We arrived at the Paris Hilton party just before 11pm. Chris from HERE! had said the party would start between ten and ten-thirty, so eleven was the perfect time to get there. And then we waited. An hour! In the freezing cold and snow. My toes froze solid. But we waited patiently in the guest list line, all the while watching people who didn't wait patiently, get ushered into the party. Finally, we got up to the front and lo and behold for the third time that day (including the Queer Brunch), I wasn't on the list again. Finally I spotted Josh out on the balcony and begged him to come down and rescue us from the relative obscurity of the gutter we were told to wait in.

Once inside, we warmed up, but were still pretty cranky about the whole thing. The party was in full swing and Paris was still there. Jasey really wanted a photo with her but I had a feeling that was going to be pretty impossible. She was in a private area and only emerged briefly to leave. She strode out of the area into the heart of the party with her arms in the air, giant grin on her face, and a determined strut out of the party. I must say, it was a high quality exit. Jasey did get his photo with Reichen, which was a fair substitute. And by the time they threw us out at 1:30am, I was all partied out. After fourteen hours straight with the same gay people, I was really ready to go home.

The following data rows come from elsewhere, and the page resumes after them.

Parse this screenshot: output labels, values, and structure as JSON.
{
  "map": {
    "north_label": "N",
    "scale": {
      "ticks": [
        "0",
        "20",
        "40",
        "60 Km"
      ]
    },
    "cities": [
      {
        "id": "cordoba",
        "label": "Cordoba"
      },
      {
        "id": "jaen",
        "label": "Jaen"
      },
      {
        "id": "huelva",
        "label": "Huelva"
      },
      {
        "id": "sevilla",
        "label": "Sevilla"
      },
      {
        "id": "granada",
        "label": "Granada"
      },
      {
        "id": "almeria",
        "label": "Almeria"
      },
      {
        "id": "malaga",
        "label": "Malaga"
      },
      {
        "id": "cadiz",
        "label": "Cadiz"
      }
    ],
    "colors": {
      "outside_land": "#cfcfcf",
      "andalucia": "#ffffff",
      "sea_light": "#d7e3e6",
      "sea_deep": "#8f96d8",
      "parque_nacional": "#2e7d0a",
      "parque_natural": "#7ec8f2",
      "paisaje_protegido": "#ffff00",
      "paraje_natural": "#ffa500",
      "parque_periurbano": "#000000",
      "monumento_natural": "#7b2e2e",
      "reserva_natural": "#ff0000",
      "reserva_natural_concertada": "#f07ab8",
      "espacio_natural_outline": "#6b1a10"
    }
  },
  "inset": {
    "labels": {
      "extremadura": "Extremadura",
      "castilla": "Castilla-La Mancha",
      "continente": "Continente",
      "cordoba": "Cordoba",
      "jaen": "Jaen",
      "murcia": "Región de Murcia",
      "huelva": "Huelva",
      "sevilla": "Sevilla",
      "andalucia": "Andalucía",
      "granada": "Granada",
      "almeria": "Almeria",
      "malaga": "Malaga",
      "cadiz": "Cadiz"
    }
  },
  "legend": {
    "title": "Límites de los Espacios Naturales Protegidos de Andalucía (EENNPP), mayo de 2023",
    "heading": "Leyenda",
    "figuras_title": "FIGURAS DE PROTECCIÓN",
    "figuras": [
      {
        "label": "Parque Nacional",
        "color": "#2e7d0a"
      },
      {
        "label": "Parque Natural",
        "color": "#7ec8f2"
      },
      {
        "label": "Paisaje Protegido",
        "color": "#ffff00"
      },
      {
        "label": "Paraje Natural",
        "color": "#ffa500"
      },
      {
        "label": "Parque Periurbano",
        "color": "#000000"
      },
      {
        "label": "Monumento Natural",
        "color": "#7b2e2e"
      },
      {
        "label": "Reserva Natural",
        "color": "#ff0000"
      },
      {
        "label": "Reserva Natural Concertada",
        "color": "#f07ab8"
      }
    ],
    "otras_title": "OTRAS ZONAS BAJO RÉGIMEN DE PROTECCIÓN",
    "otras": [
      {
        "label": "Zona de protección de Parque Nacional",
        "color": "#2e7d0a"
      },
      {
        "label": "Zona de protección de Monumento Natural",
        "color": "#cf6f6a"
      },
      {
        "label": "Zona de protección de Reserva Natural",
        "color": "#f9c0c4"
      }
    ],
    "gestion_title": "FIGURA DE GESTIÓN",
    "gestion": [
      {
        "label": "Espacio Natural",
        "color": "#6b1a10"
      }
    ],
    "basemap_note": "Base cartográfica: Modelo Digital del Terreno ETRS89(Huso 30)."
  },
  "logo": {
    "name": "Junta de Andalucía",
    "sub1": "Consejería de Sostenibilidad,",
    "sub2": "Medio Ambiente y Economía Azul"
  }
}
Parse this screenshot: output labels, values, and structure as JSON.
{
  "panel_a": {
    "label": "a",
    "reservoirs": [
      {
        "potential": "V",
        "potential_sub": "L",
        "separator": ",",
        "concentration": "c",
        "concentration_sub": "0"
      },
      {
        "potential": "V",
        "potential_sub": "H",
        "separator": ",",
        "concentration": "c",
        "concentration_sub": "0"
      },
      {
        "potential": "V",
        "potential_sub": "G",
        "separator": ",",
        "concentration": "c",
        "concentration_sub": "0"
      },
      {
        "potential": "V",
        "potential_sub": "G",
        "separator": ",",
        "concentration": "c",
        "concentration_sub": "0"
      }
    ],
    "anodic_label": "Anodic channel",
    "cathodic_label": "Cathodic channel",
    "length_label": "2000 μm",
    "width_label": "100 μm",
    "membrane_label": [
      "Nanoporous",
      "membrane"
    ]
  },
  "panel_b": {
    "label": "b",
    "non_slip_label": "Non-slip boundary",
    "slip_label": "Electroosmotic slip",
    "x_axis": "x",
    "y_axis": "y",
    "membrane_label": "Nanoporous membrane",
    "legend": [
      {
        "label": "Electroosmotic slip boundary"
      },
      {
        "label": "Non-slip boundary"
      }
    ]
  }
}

Overall, it was a very successful day at Sundance. I met plenty of fun and cute people. Had a few drinks. And even though I was allowed to feel like a celebrity for a few fleeting moments. I was repeatedly reminded that I wasn't all that famous after all. In the end, I don't mind. I much prefer being an ordinary citizen to being famous. Paris may have had a good time at her own party, but she didn't get to meet anyone new or interesting or just hang out in a corner and have a conversation about why the gays prefer Hillary to Barack. But I suppose that is the difference between us. That and millions of dollars and hotness.

1 comment:

CW said...

Goddamit, you are a celebrity to us! Your escapades are so much fun to read. Please get your video podcasts going again.